Two hackers recently proved to Wired magazine that they could wirelessly hack into a Jeep and other vehicles and remotely take control of them.
Scarier still? Hackers have demonstrated that they can tamper with medical devices that can mean life or death for patients.
"It's not a conspiracy theory. It is absolutely true that our medical devices are one of the most insecure areas in healthcare today,” said Mac McMillan, a healthcare security expert and founder of CynergisTek, an Austin, Texas-based security consultancy.
Implanted defibrillators and pacemakers, insulin pumps and just about every wearable or in-hospital medical device connected to the Internet has been hacked or proven insecure, McMillan said.
Recently, a hack called Medjack has been used to compromise multiple devices in an effort to steal data from hospital networks.
Medjack "has been successful at exploiting the weakness in medical devices to allow an attacker to compromise the network,” McMillan said.
The federal government isn't working fast enough to address the issue, McMillan said, partly because of the hodgepodge of agencies involved, including the Food and Drug Administration, the Federal Communications Commission, the Department of Homeland Security and HHS' Office for Civil Rights, just to name a few.
The FDA has recommended that medical-device manufacturers submit documentation regarding cybersecurity issues during the pre-approval process, but McMillan said the industry otherwise lacks regulation on this issue.
Despite vulnerabilities in medical devices, patients are overwhelmingly safer using devices than not using them, said Kevin Fu, an associate engineering professor at the University of Michigan and chief scientist at Virta Laboratories, which is developing a malware detection device for hospital equipment.
Fu said the industry has a long way to go, but there are systems in place to ensure patients' safety. Part of the problem is that most medical-device engineers aren't taught IT security in school and have been somewhat unaware of the risk in the past, he said.

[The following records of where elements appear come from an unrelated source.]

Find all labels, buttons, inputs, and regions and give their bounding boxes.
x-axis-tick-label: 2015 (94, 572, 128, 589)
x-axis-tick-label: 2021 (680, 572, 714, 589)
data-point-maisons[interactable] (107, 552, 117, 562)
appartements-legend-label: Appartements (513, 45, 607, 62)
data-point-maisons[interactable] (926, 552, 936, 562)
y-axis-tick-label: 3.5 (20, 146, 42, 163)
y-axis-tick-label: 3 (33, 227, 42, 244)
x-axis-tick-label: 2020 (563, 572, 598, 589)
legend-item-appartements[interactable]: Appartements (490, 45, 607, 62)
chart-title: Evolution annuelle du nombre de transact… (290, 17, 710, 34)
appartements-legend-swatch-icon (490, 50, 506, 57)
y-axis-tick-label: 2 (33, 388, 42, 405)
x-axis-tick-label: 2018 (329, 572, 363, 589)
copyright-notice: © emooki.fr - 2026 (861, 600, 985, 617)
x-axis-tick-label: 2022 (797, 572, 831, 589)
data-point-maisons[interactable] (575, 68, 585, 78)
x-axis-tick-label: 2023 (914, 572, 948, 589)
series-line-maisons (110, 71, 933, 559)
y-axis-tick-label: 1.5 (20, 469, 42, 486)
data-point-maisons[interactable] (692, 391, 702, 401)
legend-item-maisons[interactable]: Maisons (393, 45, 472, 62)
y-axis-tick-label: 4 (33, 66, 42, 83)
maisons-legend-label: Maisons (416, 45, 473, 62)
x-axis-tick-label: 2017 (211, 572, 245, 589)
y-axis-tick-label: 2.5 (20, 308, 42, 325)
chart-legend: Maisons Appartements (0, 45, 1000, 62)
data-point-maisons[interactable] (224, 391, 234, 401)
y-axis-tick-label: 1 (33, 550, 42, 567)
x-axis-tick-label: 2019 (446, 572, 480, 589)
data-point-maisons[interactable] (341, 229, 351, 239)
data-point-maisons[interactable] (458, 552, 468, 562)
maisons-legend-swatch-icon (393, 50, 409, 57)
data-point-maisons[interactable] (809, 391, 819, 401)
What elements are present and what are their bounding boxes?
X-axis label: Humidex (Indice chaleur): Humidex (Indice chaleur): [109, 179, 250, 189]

Though it's unlikely patients would be harmed through their implantable devices, it wouldn't be out of the question for a hacker to use garden-variety malware to infiltrate a hospital's network and coincidentally break into a medical device running old, vulnerable operating systems, Fu said. Such an attack could prevent infusion pumps from working or cause patient monitors to display incorrect information.
Manufacturers need to make devices that are inherently secure and work directly with hospitals to implement their devices in a protected configuration, Fu said. Devicemakers can't simply require that the device be installed on a “secure network,” because these days that's much easier said than done.
“I think a manufacturer can no longer just assume that they'll provide the device to the hospital, and say, 'We've done our job,' ” Fu said. “It needs to be much more interactive, because every network is different.”
Industrywide “security hygiene” standards are being formulated through groups like the Association for Advancement of Medical Instrumentation, Fu said, but those efforts are still in their early stages.
Some hospitals have found workarounds to protect the connected devices on their internal wired or wireless networks, but they shouldn't have to accommodate devicemakers' often-antiquated operating systems, McMillan said. Manufacturers likely aren't jumping to work on security because it could force them to undergo the costly process of rewriting outdated code.
“Until someone says they need to address this, bottom line is they're being driven by their bottom line,” McMillan said.